O sucesso editorial do primeiro volume da Bíblia também surpreendeu Lourenço: "Nunca sei prever o sucesso das coisas, mas achava que os textos da Bíblia são suficientemente interessantes para as pessoas terem, ao fim de dois mil anos, ainda curiosidade para os ler e conhecer sob outra tradução. Tinha essa certeza, mas o que desconhecia era quantas pessoas se iriam interessar pelo livro. Fico contente por haver muitos."

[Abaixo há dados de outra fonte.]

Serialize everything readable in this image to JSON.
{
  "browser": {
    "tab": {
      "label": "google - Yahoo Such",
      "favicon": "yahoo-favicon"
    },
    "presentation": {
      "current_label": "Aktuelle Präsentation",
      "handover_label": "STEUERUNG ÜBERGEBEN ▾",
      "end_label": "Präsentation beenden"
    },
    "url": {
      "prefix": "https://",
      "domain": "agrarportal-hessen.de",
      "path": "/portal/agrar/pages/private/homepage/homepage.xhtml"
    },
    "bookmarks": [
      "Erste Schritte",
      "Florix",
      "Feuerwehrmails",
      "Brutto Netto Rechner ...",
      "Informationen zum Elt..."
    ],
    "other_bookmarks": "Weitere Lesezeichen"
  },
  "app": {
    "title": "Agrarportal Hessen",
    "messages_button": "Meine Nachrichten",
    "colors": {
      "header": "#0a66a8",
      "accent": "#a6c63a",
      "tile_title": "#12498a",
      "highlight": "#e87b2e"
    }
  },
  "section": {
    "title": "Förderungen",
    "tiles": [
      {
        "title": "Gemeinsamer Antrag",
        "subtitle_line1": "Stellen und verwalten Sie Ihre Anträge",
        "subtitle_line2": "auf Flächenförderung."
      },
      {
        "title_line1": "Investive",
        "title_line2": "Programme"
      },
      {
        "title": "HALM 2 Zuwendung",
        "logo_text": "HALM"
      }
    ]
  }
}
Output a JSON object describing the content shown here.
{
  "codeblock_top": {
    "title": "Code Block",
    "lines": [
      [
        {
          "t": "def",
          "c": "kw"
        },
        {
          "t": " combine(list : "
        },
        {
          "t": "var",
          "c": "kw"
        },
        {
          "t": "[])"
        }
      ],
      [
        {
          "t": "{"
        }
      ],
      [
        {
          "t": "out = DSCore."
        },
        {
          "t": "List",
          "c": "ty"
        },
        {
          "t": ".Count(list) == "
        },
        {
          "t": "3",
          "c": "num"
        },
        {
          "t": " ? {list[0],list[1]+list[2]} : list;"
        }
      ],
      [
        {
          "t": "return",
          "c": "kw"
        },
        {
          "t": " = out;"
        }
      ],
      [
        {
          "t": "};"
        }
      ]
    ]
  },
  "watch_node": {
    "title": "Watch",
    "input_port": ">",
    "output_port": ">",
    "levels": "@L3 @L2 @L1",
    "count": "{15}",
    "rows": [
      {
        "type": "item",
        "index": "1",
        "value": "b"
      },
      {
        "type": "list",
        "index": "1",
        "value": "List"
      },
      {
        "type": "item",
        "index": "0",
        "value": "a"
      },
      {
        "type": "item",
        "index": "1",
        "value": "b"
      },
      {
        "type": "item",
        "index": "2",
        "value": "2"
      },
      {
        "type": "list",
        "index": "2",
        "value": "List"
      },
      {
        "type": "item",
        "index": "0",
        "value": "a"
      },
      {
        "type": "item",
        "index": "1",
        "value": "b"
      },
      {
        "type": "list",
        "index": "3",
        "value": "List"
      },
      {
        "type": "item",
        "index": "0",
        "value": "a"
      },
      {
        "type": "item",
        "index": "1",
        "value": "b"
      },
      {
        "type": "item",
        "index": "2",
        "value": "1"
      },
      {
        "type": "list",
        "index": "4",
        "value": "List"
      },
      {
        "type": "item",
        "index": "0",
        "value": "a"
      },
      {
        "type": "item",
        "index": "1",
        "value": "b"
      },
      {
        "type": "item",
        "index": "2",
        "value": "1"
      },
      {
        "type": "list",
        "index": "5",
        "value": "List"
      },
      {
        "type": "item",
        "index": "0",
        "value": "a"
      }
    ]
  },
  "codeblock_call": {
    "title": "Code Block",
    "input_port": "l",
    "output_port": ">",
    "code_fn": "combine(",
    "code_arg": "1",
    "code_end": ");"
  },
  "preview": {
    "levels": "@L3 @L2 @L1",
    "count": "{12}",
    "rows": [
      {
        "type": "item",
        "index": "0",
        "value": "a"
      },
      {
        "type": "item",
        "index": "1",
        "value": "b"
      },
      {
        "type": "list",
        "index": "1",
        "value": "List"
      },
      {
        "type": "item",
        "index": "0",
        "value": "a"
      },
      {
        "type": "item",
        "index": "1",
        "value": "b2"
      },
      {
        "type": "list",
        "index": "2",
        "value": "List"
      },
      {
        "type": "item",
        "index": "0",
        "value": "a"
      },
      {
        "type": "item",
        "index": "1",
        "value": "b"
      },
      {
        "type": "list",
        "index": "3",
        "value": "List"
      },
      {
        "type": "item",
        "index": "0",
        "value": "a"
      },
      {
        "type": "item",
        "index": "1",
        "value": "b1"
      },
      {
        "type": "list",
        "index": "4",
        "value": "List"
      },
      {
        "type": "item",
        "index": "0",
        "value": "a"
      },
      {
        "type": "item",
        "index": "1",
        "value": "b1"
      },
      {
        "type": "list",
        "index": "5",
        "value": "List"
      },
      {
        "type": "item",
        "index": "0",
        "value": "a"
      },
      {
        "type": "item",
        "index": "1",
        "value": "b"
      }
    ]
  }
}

Quanto aos novos interesses que esta tradução do Livro poderá criar em Frederico Lourenço, como o de um maior conhecimento do pensamento teológico, este nega tal possibilidade: "O meu interesse é cada vez mais histórico, pois estou sempre a tentar recriar - e reimaginar - na minha cabeça o Jesus real, ou o São Paulo real; quem eram estas pessoas de verdade e o que disseram realmente. Quão perto dessas figuras históricas conseguimos chegar? Considero-me mais um historiador do que um teólogo porque é a História que me fascina."

Coro de reações

Pode dizer-se que o coro de reações ouvidas após se ter conhecimento da atribuição do Pessoa a Frederico Lourenço foi grande e afinado. Desde logo o presidente da República: "Fico muito alegre, muito feliz, como cidadão, como académico e como Presidente da República. Trata-se de uma personalidade ímpar na nossa cultura, trata-se de uma obra também ímpar. As pessoas das mais diversas sensibilidades, religiões, culturas, consideram que é uma obra marcante, e Frederico Lourenço é de facto uma personalidade marcante na universidade portuguesa, na cultura portuguesa".

O antecessor de Lourenço, o escultor Rui Chafes, também comentou: "Absolutamente justa e extraordinária e mantém mais uma vez a integridade do Prémio, que tem vindo a ter um comportamento isento e exemplar. As culturas clássicas não podem ser esquecidas, e pessoas como Frederico Lourenço são essenciais para manter a chama viva." Para o sociólogo António Barreto, a atribuição valoriza "um trabalho académico muito sério, e que foi muito procurado pelo público, levando os grandes clássicos da literatura universal aos "tops" de vendas. Há pessoas, que privilegiam o trabalho em equipa, outras o solitário. O júri tem sabido recompensar ambas as opções".

Do lado editorial, o responsável da Quetzal pelo grande projeto de tradução da Bíblia grega, Francisco José Viegas, referiu que foi premiada "uma pessoa que ao longo de anos desenvolveu um trabalho absolutamente notável com grande dedicação, empenho e sensibilidade para a divulgação das letras clássicas, raiz da nossa da cultura".